# How to drill a long straight hole????!



## KenBry (Sep 13, 2011)

Guys, i need your help. I am building my bemch and am at the point where I am attaching my legs to my long rails. I bought the benchcrafted. You can see the bolts and barrel nuts that I.bought at the link below.
http://benchcrafted.com/Store.html

I need todrill a half inch hole straight through the leg, down the center of the tenon and rail. Total length is 7 1/2".

How do i do this without screwing it up? Lol


----------



## Loren (May 30, 2008)

Hand brace and boring bit. Get a mirrored piece of plastic
and drill a hole in the middle and then with the mirror you
can keep the hole straight. Timber framing trick. A power
drill can be used too if you can get the bit to fit the chuck.


----------



## MakinChips (Apr 30, 2011)

I would use this to drill a hole for a 1/2 bolt

http://www.traditionalwoodworker.com/9_16-Extra-Long-Quality-Brad-Point-Bit-by-Koch-of-Germany/productinfo/623-0780/


----------



## KenBry (Sep 13, 2011)

I should have said i have a 14" 1/2" drill bit.. I just need to get the hole straight


----------



## MT_Stringer (Jul 21, 2009)

Thinking along the lines of the Kreg Pocket Jig, can you take several pieces of scrap lumber, drill your hole in each, then clamp them in place and use them as a guide for your bit?


----------



## FirehouseWoodworking (Jun 9, 2009)

Ken,

My way of doing this would be to cut the leg in half lengthwise. If you have already cut the legs to final size, you will have to glue on a thin piece of wood to make up for the saw kerf, so that you will get the full size leg back.

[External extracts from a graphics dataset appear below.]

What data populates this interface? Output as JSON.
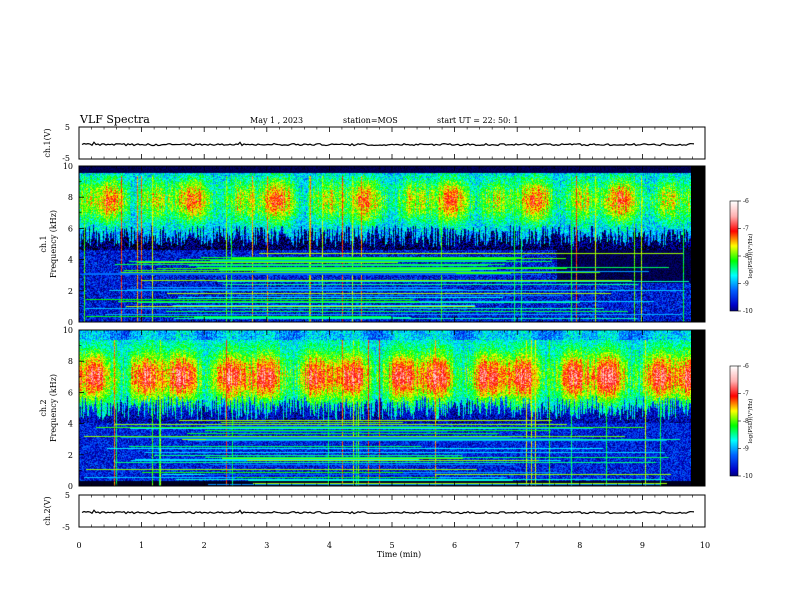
{
  "header": {
    "title": "VLF Spectra",
    "date": "May 1  , 2023",
    "station": "station=MOS",
    "start_ut": "start  UT  =   22: 50: 1"
  },
  "chart_data": [
    {
      "type": "line",
      "panel": "ch1-waveform",
      "ylabel": "ch.1(V)",
      "yticks": [
        "5",
        "-5"
      ],
      "ylim": [
        -5,
        5
      ],
      "series": [
        {
          "values_note_value": "~ -0.5 flat",
          "level": -0.5
        }
      ]
    },
    {
      "type": "heatmap",
      "panel": "ch1-spectrogram",
      "ylabel_top": "ch.1",
      "ylabel": "Frequency (kHz)",
      "yticks": [
        "0",
        "2",
        "4",
        "6",
        "8",
        "10"
      ],
      "ylim": [
        0,
        10
      ],
      "colorbar": {
        "label": "log(PSD)(V²/Hz)",
        "ticks": [
          "-6",
          "-7",
          "-8",
          "-9",
          "-10"
        ],
        "range": [
          -10,
          -6
        ]
      }
    },
    {
      "type": "heatmap",
      "panel": "ch2-spectrogram",
      "ylabel_top": "ch.2",
      "ylabel": "Frequency (kHz)",
      "yticks": [
        "0",
        "2",
        "4",
        "6",
        "8",
        "10"
      ],
      "ylim": [
        0,
        10
      ],
      "colorbar": {
        "label": "log(PSD)(V²/Hz)",
        "ticks": [
          "-6",
          "-7",
          "-8",
          "-9",
          "-10"
        ],
        "range": [
          -10,
          -6
        ]
      }
    },
    {
      "type": "line",
      "panel": "ch2-waveform",
      "ylabel": "ch.2(V)",
      "yticks": [
        "5",
        "-5"
      ],
      "ylim": [
        -5,
        5
      ],
      "series": [
        {
          "level": -0.5
        }
      ]
    }
  ],
  "xaxis": {
    "label": "Time (min)",
    "ticks": [
      "0",
      "1",
      "2",
      "3",
      "4",
      "5",
      "6",
      "7",
      "8",
      "9",
      "10"
    ],
    "xlim": [
      0,
      10
    ],
    "data_end": 9.85
  },
  "colors": {
    "scale": [
      "#000000",
      "#0000c8",
      "#0060ff",
      "#00ffff",
      "#00ff00",
      "#ffff00",
      "#ff0000",
      "#ffb0b0",
      "#ffffff"
    ]
  }
}
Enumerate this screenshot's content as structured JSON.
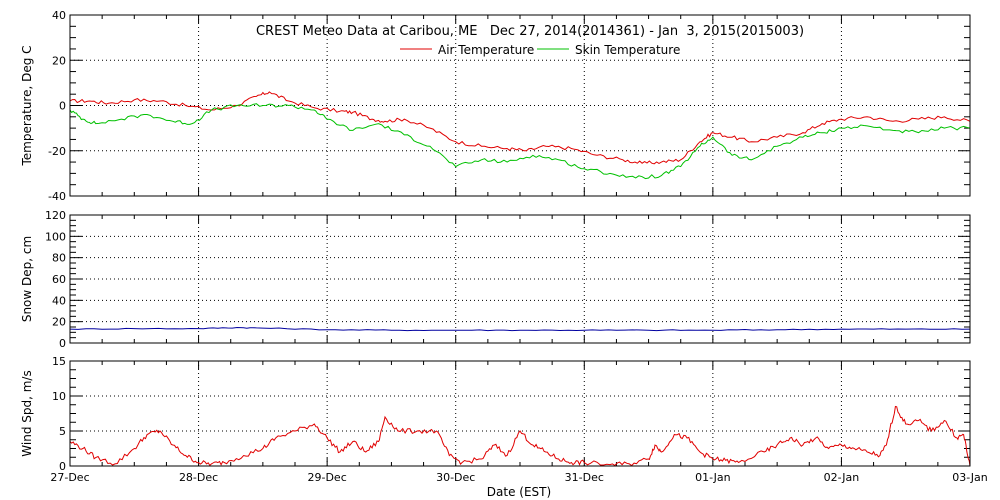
{
  "title": "CREST Meteo Data at Caribou, ME   Dec 27, 2014(2014361) - Jan  3, 2015(2015003)",
  "xlabel": "Date (EST)",
  "x_ticks": [
    "27-Dec",
    "28-Dec",
    "29-Dec",
    "30-Dec",
    "31-Dec",
    "01-Jan",
    "02-Jan",
    "03-Jan"
  ],
  "colors": {
    "air": "#e00000",
    "skin": "#00c000",
    "snow": "#0000a0",
    "wind": "#e00000",
    "grid": "#000000"
  },
  "chart_data": [
    {
      "type": "line",
      "ylabel": "Temperature, Deg C",
      "ylim": [
        -40,
        40
      ],
      "yticks": [
        -40,
        -20,
        0,
        20,
        40
      ],
      "xlim": [
        0,
        7
      ],
      "grid": true,
      "legend_position": "top-center",
      "series": [
        {
          "name": "Air Temperature",
          "points": [
            [
              0,
              2
            ],
            [
              0.15,
              2
            ],
            [
              0.3,
              1
            ],
            [
              0.5,
              2.5
            ],
            [
              0.7,
              2
            ],
            [
              0.9,
              0
            ],
            [
              1.1,
              -2
            ],
            [
              1.3,
              0
            ],
            [
              1.45,
              4
            ],
            [
              1.55,
              6
            ],
            [
              1.7,
              2
            ],
            [
              1.9,
              -1
            ],
            [
              2.1,
              -2.5
            ],
            [
              2.2,
              -3
            ],
            [
              2.35,
              -6
            ],
            [
              2.45,
              -7
            ],
            [
              2.6,
              -6
            ],
            [
              2.8,
              -10
            ],
            [
              3.0,
              -16
            ],
            [
              3.2,
              -18
            ],
            [
              3.4,
              -19
            ],
            [
              3.55,
              -20
            ],
            [
              3.7,
              -18
            ],
            [
              3.9,
              -19
            ],
            [
              4.1,
              -22
            ],
            [
              4.3,
              -24
            ],
            [
              4.45,
              -25.5
            ],
            [
              4.6,
              -25
            ],
            [
              4.75,
              -24
            ],
            [
              4.9,
              -16
            ],
            [
              5.0,
              -12
            ],
            [
              5.15,
              -14
            ],
            [
              5.3,
              -16
            ],
            [
              5.5,
              -14
            ],
            [
              5.7,
              -12
            ],
            [
              5.85,
              -8
            ],
            [
              6.0,
              -6
            ],
            [
              6.2,
              -5
            ],
            [
              6.4,
              -7
            ],
            [
              6.6,
              -6
            ],
            [
              6.8,
              -5
            ],
            [
              7.0,
              -7
            ]
          ]
        },
        {
          "name": "Skin Temperature",
          "points": [
            [
              0,
              -2
            ],
            [
              0.1,
              -6
            ],
            [
              0.2,
              -8
            ],
            [
              0.4,
              -6
            ],
            [
              0.6,
              -4
            ],
            [
              0.8,
              -7
            ],
            [
              0.95,
              -8
            ],
            [
              1.1,
              -2
            ],
            [
              1.3,
              0
            ],
            [
              1.5,
              0
            ],
            [
              1.7,
              0
            ],
            [
              1.9,
              -2
            ],
            [
              2.0,
              -6
            ],
            [
              2.2,
              -11
            ],
            [
              2.4,
              -8
            ],
            [
              2.6,
              -13
            ],
            [
              2.8,
              -18
            ],
            [
              3.0,
              -27
            ],
            [
              3.2,
              -24
            ],
            [
              3.4,
              -25
            ],
            [
              3.6,
              -22
            ],
            [
              3.8,
              -24
            ],
            [
              4.0,
              -28
            ],
            [
              4.2,
              -30
            ],
            [
              4.4,
              -32
            ],
            [
              4.6,
              -31
            ],
            [
              4.75,
              -27
            ],
            [
              4.9,
              -18
            ],
            [
              5.0,
              -14
            ],
            [
              5.15,
              -22
            ],
            [
              5.3,
              -24
            ],
            [
              5.5,
              -18
            ],
            [
              5.7,
              -14
            ],
            [
              5.85,
              -12
            ],
            [
              6.0,
              -10
            ],
            [
              6.2,
              -9
            ],
            [
              6.4,
              -11
            ],
            [
              6.6,
              -12
            ],
            [
              6.8,
              -10
            ],
            [
              7.0,
              -10
            ]
          ]
        }
      ]
    },
    {
      "type": "line",
      "ylabel": "Snow Dep, cm",
      "ylim": [
        0,
        120
      ],
      "yticks": [
        0,
        20,
        40,
        60,
        80,
        100,
        120
      ],
      "xlim": [
        0,
        7
      ],
      "grid": true,
      "series": [
        {
          "points": [
            [
              0,
              13
            ],
            [
              0.5,
              13.5
            ],
            [
              1.0,
              13.5
            ],
            [
              1.3,
              14.5
            ],
            [
              1.5,
              14
            ],
            [
              2.0,
              12.5
            ],
            [
              2.5,
              12
            ],
            [
              3.0,
              12
            ],
            [
              3.5,
              12
            ],
            [
              4.0,
              12
            ],
            [
              4.5,
              12
            ],
            [
              5.0,
              12
            ],
            [
              5.5,
              12.5
            ],
            [
              6.0,
              13
            ],
            [
              6.5,
              13
            ],
            [
              7.0,
              13
            ]
          ]
        }
      ]
    },
    {
      "type": "line",
      "ylabel": "Wind Spd, m/s",
      "ylim": [
        0,
        15
      ],
      "yticks": [
        0,
        5,
        10,
        15
      ],
      "xlim": [
        0,
        7
      ],
      "grid": true,
      "series": [
        {
          "points": [
            [
              0,
              3.5
            ],
            [
              0.1,
              2.5
            ],
            [
              0.2,
              1.2
            ],
            [
              0.35,
              0.3
            ],
            [
              0.5,
              2.5
            ],
            [
              0.6,
              4.5
            ],
            [
              0.7,
              5
            ],
            [
              0.8,
              3
            ],
            [
              0.9,
              1.5
            ],
            [
              1.0,
              0.5
            ],
            [
              1.1,
              0.3
            ],
            [
              1.2,
              0.5
            ],
            [
              1.35,
              1.5
            ],
            [
              1.5,
              2.5
            ],
            [
              1.6,
              4
            ],
            [
              1.75,
              5
            ],
            [
              1.9,
              6
            ],
            [
              2.0,
              4
            ],
            [
              2.1,
              2
            ],
            [
              2.2,
              3.5
            ],
            [
              2.3,
              2
            ],
            [
              2.4,
              3.5
            ],
            [
              2.45,
              7
            ],
            [
              2.55,
              5
            ],
            [
              2.7,
              5
            ],
            [
              2.85,
              5
            ],
            [
              2.95,
              1.5
            ],
            [
              3.05,
              0.5
            ],
            [
              3.2,
              1
            ],
            [
              3.3,
              3
            ],
            [
              3.4,
              1.5
            ],
            [
              3.5,
              5
            ],
            [
              3.6,
              3
            ],
            [
              3.7,
              2
            ],
            [
              3.8,
              1
            ],
            [
              3.9,
              0.5
            ],
            [
              4.0,
              0.5
            ],
            [
              4.2,
              0.2
            ],
            [
              4.35,
              0.3
            ],
            [
              4.5,
              1
            ],
            [
              4.55,
              3
            ],
            [
              4.6,
              2
            ],
            [
              4.7,
              4.5
            ],
            [
              4.8,
              4
            ],
            [
              4.9,
              2
            ],
            [
              5.0,
              1
            ],
            [
              5.1,
              0.8
            ],
            [
              5.2,
              0.5
            ],
            [
              5.4,
              2
            ],
            [
              5.5,
              3
            ],
            [
              5.6,
              4
            ],
            [
              5.7,
              3
            ],
            [
              5.8,
              4
            ],
            [
              5.9,
              2.5
            ],
            [
              6.0,
              3
            ],
            [
              6.1,
              2.5
            ],
            [
              6.2,
              2
            ],
            [
              6.3,
              1.5
            ],
            [
              6.35,
              3
            ],
            [
              6.42,
              8.5
            ],
            [
              6.5,
              6
            ],
            [
              6.6,
              6.5
            ],
            [
              6.7,
              5
            ],
            [
              6.8,
              6.5
            ],
            [
              6.9,
              4
            ],
            [
              6.95,
              4.5
            ],
            [
              7.0,
              0
            ]
          ]
        }
      ]
    }
  ]
}
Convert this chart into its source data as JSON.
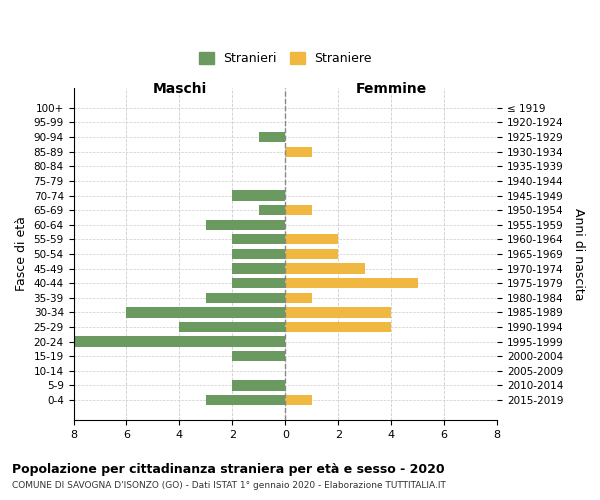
{
  "age_groups": [
    "100+",
    "95-99",
    "90-94",
    "85-89",
    "80-84",
    "75-79",
    "70-74",
    "65-69",
    "60-64",
    "55-59",
    "50-54",
    "45-49",
    "40-44",
    "35-39",
    "30-34",
    "25-29",
    "20-24",
    "15-19",
    "10-14",
    "5-9",
    "0-4"
  ],
  "birth_years": [
    "≤ 1919",
    "1920-1924",
    "1925-1929",
    "1930-1934",
    "1935-1939",
    "1940-1944",
    "1945-1949",
    "1950-1954",
    "1955-1959",
    "1960-1964",
    "1965-1969",
    "1970-1974",
    "1975-1979",
    "1980-1984",
    "1985-1989",
    "1990-1994",
    "1995-1999",
    "2000-2004",
    "2005-2009",
    "2010-2014",
    "2015-2019"
  ],
  "maschi": [
    0,
    0,
    1,
    0,
    0,
    0,
    2,
    1,
    3,
    2,
    2,
    2,
    2,
    3,
    6,
    4,
    8,
    2,
    0,
    2,
    3
  ],
  "femmine": [
    0,
    0,
    0,
    1,
    0,
    0,
    0,
    1,
    0,
    2,
    2,
    3,
    5,
    1,
    4,
    4,
    0,
    0,
    0,
    0,
    1
  ],
  "color_maschi": "#6a9a5f",
  "color_femmine": "#f0b840",
  "background_color": "#ffffff",
  "grid_color": "#cccccc",
  "title": "Popolazione per cittadinanza straniera per età e sesso - 2020",
  "subtitle": "COMUNE DI SAVOGNA D'ISONZO (GO) - Dati ISTAT 1° gennaio 2020 - Elaborazione TUTTITALIA.IT",
  "ylabel_left": "Fasce di età",
  "ylabel_right": "Anni di nascita",
  "xlabel_maschi": "Maschi",
  "xlabel_femmine": "Femmine",
  "legend_maschi": "Stranieri",
  "legend_femmine": "Straniere",
  "xlim": 8,
  "figsize": [
    6.0,
    5.0
  ],
  "dpi": 100
}
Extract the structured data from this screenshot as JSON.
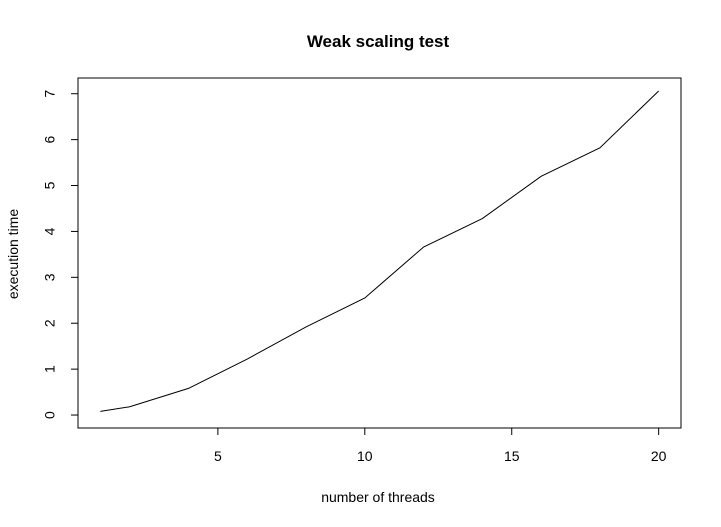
{
  "chart_data": {
    "type": "line",
    "title": "Weak scaling test",
    "xlabel": "number of threads",
    "ylabel": "execution time",
    "x": [
      1,
      2,
      4,
      6,
      8,
      10,
      12,
      14,
      16,
      18,
      20
    ],
    "series": [
      {
        "values": [
          0.08,
          0.18,
          0.58,
          1.22,
          1.92,
          2.55,
          3.66,
          4.28,
          5.2,
          5.82,
          7.06
        ]
      }
    ],
    "xlim": [
      0.24,
      20.76
    ],
    "ylim": [
      -0.2824,
      7.3424
    ],
    "xticks": [
      5,
      10,
      15,
      20
    ],
    "yticks": [
      0,
      1,
      2,
      3,
      4,
      5,
      6,
      7
    ],
    "grid": false,
    "line_color": "#000000"
  }
}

Then use a half-inch cove bit to route out half the hole in each respective half of the leg. Then glue the two halves back together. You can run a half-inch auger bit down the hole to remove any glue squeeze out if necessary, but if you're careful during glue-up, you can clean out the bore before the glue hardens.

Good luck. Cheers!


----------



## MakinChips (Apr 30, 2011)

A good source for mirrored plastic is an old cd or dvd disk, just drill right thru the center hole while watching the reflection to keep it square.


----------



## BTimmons (Aug 6, 2011)

When I was drilling dog holes in my bench top, I was fortunate enough to borrow one of these. I think they run about forty bucks at Rockler. You'll need a corded drill (cordless won't have enough power) and a lot of muscle. Start your hole slowly, and once it's established you can really lean into it.


----------



## KenBry (Sep 13, 2011)

This is how I solved my problem.








Using this drill and bit.








I started the holes in the legs through the mortises. Drilled as deep as I could, then I raised the the part to drill deeper with the drill press. This got me a hole that was square and center where I need it. This allowed me to use this part as a drill guide.



















I squared up the leg to the rail

















Now I used the hand drill and that monster bit to get the holes into rails nice and straight


























There you go, a straight hole deep into the rail.

Thanks guys for helping me get the gray matter working


----------



## Sylvain (Jul 23, 2011)

Kenbry method is perfect …
assuming the two faces of the leg are parallel (the one with the opening of the mortise and the opposite one).

Otherwise you must insure that the hole in the mortise is perpendicular to the face with the mortise opening which is the registering face for the rail.


----------



## tyskkvinna (Mar 23, 2010)

Now that's how you do it!


----------